In ogni caso Lev Trotsky (che sarebbe stato assassinato in Messico nel 1940) non era un giocatore occasionale, ma un vero intenditore e appassionato. A Vienna lo vedevano spesso entrare sotto le magnifiche volte del Café Central, dove incrociò un giorno i suoi pezzi anche con Vladimir Uljanov, ovvero Lenin. A Parigi nel 1914 pare frequentasse spesso, per giocare a scacchi, il Café “La Closerie des Lilas”, dove conosceva personalmente i camerieri.

Forse molti non immaginano, o meglio non ricordano, quale era il vero cognome di Lev Trotsky.

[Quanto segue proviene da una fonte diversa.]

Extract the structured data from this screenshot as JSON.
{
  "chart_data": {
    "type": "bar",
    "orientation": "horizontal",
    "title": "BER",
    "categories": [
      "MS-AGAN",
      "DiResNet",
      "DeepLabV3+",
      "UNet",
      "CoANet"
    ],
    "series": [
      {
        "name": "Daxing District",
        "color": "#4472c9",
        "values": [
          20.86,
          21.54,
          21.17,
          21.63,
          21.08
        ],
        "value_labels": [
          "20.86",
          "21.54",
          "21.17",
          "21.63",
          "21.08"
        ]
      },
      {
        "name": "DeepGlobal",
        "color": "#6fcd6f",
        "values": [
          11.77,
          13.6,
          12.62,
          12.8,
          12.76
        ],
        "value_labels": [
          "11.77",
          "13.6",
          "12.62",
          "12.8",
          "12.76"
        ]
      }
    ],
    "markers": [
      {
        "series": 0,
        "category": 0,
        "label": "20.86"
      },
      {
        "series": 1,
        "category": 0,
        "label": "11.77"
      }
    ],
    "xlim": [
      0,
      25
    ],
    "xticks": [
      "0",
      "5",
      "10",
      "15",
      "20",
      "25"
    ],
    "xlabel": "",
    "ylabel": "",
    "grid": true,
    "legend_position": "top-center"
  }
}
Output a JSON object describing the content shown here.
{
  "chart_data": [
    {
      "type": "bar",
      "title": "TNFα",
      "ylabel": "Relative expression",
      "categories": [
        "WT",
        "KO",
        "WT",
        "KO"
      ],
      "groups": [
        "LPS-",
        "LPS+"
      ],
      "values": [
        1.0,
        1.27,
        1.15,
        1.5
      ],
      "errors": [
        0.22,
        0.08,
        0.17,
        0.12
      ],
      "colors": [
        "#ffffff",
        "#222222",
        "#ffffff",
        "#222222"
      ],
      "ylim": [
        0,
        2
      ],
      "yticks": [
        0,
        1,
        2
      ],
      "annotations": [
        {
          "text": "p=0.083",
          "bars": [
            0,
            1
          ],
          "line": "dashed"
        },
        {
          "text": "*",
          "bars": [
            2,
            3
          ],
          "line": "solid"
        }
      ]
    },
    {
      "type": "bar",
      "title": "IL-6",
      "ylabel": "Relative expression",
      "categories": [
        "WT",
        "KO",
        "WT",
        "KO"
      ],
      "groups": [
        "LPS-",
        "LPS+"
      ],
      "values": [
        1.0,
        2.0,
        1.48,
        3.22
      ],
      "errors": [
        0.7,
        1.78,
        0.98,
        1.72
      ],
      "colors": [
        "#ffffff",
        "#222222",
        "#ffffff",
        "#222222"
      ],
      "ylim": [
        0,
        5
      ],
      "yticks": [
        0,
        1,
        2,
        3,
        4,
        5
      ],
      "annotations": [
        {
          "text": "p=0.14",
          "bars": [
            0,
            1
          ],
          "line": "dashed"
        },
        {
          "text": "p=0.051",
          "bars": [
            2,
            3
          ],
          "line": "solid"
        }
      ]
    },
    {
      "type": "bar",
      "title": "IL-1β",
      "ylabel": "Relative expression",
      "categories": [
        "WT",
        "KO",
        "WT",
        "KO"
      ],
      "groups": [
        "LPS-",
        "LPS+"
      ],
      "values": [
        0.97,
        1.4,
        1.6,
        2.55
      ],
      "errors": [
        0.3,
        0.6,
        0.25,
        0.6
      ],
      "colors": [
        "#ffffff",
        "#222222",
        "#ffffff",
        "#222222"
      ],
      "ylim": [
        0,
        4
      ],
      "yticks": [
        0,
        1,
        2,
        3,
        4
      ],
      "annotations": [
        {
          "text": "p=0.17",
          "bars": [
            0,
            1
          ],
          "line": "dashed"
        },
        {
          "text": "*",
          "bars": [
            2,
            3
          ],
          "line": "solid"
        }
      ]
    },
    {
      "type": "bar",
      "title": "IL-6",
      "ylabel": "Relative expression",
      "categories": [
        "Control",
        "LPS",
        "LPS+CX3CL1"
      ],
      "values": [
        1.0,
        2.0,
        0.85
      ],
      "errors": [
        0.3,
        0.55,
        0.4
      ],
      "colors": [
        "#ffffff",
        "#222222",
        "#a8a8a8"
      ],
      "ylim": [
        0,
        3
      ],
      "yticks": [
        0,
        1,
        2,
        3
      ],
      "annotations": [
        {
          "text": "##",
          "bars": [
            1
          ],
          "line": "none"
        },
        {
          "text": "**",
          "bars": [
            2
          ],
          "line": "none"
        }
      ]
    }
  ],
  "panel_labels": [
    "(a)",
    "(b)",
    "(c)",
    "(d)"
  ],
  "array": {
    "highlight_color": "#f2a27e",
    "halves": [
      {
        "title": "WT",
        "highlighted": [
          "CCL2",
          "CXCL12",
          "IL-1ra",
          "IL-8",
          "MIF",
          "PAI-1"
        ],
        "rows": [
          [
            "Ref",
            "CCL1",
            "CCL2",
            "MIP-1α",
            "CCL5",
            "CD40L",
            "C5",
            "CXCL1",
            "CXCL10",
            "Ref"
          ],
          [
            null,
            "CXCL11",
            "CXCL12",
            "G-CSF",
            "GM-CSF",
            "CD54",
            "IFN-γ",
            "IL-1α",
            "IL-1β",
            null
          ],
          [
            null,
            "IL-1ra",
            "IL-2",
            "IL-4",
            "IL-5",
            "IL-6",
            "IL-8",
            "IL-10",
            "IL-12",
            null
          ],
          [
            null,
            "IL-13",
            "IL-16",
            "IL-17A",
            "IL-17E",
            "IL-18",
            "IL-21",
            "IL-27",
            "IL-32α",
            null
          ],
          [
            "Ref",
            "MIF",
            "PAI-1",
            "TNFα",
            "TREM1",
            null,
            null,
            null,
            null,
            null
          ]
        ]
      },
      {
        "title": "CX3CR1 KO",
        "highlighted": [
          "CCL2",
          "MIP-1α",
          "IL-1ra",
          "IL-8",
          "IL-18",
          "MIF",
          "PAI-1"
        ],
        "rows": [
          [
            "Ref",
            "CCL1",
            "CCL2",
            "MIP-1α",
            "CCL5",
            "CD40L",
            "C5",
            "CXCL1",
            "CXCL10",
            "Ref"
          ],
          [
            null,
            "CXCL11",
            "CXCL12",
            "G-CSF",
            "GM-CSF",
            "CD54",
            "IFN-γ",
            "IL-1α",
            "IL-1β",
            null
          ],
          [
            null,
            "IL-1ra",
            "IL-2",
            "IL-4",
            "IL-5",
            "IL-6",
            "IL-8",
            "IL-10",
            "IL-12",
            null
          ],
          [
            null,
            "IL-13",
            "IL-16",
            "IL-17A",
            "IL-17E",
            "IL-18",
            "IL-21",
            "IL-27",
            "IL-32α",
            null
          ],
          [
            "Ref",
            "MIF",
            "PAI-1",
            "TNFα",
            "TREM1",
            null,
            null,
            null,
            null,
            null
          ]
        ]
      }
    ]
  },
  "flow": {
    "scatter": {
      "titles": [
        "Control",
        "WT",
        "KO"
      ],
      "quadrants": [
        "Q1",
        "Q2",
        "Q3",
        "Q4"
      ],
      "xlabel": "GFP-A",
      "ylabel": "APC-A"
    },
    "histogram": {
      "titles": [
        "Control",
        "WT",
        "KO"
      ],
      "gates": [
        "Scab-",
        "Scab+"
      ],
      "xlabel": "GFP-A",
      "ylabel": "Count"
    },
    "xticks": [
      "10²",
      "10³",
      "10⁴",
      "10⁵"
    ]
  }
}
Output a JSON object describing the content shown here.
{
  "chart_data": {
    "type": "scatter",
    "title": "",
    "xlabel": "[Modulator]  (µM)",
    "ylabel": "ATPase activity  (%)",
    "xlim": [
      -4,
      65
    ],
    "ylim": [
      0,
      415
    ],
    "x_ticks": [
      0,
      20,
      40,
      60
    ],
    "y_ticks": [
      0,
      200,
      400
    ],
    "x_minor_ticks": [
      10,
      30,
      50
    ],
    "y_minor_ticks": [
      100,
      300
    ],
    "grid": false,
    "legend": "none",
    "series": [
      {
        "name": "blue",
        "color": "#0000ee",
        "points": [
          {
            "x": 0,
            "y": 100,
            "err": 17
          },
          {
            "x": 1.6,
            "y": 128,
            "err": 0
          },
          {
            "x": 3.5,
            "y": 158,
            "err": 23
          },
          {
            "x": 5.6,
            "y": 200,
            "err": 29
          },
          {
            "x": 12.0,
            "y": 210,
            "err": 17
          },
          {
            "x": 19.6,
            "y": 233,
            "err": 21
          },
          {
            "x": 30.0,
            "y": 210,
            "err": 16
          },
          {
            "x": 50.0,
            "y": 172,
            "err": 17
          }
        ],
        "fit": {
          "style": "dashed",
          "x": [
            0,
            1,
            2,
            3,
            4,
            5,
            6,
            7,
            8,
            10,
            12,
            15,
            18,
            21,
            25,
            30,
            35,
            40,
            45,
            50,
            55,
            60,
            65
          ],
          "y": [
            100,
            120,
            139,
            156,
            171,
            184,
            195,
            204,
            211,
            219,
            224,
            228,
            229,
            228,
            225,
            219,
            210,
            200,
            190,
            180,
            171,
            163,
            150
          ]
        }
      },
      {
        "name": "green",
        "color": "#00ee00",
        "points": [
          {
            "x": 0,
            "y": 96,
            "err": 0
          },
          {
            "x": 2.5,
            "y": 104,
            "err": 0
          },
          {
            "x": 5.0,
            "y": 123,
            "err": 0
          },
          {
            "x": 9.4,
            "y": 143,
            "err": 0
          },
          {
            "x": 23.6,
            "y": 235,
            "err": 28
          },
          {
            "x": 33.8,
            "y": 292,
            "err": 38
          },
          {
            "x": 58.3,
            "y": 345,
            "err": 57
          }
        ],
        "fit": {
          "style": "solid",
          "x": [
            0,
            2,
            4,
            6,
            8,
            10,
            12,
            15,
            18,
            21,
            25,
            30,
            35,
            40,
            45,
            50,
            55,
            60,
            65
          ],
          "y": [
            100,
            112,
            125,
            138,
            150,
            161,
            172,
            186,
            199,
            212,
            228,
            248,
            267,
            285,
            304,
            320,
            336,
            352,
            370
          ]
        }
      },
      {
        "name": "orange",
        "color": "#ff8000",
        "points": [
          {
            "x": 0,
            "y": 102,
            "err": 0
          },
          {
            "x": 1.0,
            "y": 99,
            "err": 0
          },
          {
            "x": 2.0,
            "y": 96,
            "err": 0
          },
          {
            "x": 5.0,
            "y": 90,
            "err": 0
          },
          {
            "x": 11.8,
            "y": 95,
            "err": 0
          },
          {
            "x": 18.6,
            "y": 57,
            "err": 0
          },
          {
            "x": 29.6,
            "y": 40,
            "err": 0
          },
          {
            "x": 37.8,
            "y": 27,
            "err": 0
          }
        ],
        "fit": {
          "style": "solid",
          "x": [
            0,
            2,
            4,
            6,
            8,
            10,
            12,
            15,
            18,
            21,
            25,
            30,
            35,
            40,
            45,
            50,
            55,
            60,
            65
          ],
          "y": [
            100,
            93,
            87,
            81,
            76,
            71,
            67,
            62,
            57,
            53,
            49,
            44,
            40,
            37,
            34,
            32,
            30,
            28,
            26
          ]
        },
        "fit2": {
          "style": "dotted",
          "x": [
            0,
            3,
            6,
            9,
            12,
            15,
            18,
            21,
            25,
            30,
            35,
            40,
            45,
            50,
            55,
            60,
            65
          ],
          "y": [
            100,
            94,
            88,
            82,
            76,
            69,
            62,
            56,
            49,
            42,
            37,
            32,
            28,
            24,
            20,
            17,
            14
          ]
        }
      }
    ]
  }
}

Ebbene, era Lev Davidovich Bronstein, come il suo connazionale vice-campione del mondo nel 1951, David! Che curiosa coincidenza, vero?
Insomma, Alekhine è diventato campione del mondo grazie anche a quel pizzico di determinante fortuna che ebbe davanti a quella cella di Odessa nel luglio del 1919. E’ proprio vero: “le vie del Signore sono infinite”. Anche quelle degli scacchi, evidentemente. E quelle della politica. Non dobbiamo mai smettere di sperare.
Bella storia! Forse tutta vera, forse solo in parte. La considerazione finale è però certamente tutta vera. Mai smettere di sperare e in politica questo vale anche di più!!